On the day that Bob died, I had a phone call from the senior officer at the fire station informing me that a retired fire fighter's wife had suffered a cardiac event and died. She was just 64 years old and had retired a month or so earlier. I knew the man well but was confident he would not involve me in the funeral. I said confidently to the officer, "He's a good Catholic boy, he'll have a priest involved!" I did, however, drop an email to the firefighter to express condolences and promised to call on him. I got a warm reply that night, but later in the week I got a further email asking if I would lead the funeral the next Monday? Of course I said "Yes" and found time to spend a couple of hours with him and his four adult children sorting out funeral issues and learning about her. (I had never met her.) I promised to get back to them and call again on Saturday. .... On Monday just after midday I led the funeral in a packed chapel, with heaps of retired fire fighters joining a big number of current fire fighters at the funeral. .... but...

"I am a bit sore.."

Early on the Friday morning my wife commented that she was "a bit sore" on the right side of her stomach. We went to the funeral then back to her sisters place to socialise, but when we got home she declared she didn't want dinner, was "still sore" and would go straight to bed. The next morning when she was still sore we rang the Doctor and talked with him. He said to go to the Emergency Department at the hospital, so away we went. There we waited, and waited and waited. Nurses took all the readings, a doctor arrived and said she thought it was appendix troubles, but we had to wait for a surgeon to come and confirm things. Teenagers mucking around on the Friday night had caused an accident and surgeons were dealing with two critically injured patients from that. Eventually one was freed to come and she organised for Jean to be admitted, then to have a scan and late on the Saturday night, she was operated on. I had called the funeral family and told them the predicament and said I would meet them on Sunday. Jean came home on Sunday lunchtime and I left to meet the family. I worked till late that night on the funeral and started again early the next morning. Thankfully all went well. It finished with an internment at a country cemetery, where we had to cope with a very strong and cold wind. I went home absolutely exhausted from my week's work.

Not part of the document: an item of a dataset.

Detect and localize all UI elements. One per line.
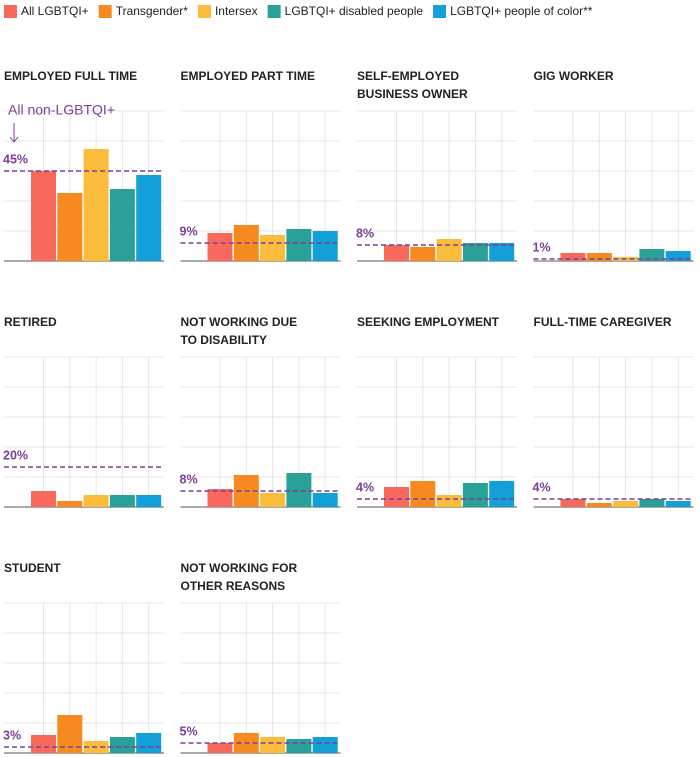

I decided if this was 2021, maybe we could fast forward to 2022?

Three things...

  • You really do not know what is around the corner. I guess I predicted that Donald Trump's tenure would end in a disaster. In talking with an American firefighter now living in NZ we both wondered if violence would break out when the State's votes were certified, but it was shocking to see. I knew I had to lead Bob's funeral but we did not know when that would be... and our plans for the week went out the window. Certainly too, my retired fire fighter was looking forward to twenty years of retirement with his younger wife, but that will not happen.
  • I wonder if that teenage driver had a clue about the flow on impact of his driving? My wife's appendix became increasingly and dangerously inflamed while we waited for a surgeon. I guess there were others in the ED also waiting for a surgeon. Do we think about the whole consequences of our actions? Thankfully she is fine now.
  • From both funeral services I have received really good compliments about how I led them. A niece said, "You've still got it! You have a gift." I've received emails from Australian relatives and after the ceremony was swamped by people wanting to affirm what I had done. Monday's funeral was the same. It felt like the fire fighters - who are certainly not religious - were proud of their chaplain and again today when I visited fire stations, many unsolicited, just shook my hand saying, "You did good. ... as you always do. Well done." I get this sort of feedback every funeral I do, and I cannot fathom what I do or say that makes the difference. I do put a lot of work and thought into each funeral. I still get nervous and worry, and especially so this time trying to prepare with two families in my mind at the same time. ... but I guess as this year has started with such a hiss and roar, I'm feeling maybe I'll really retire at the end of the year? I was really stretched to get everything done.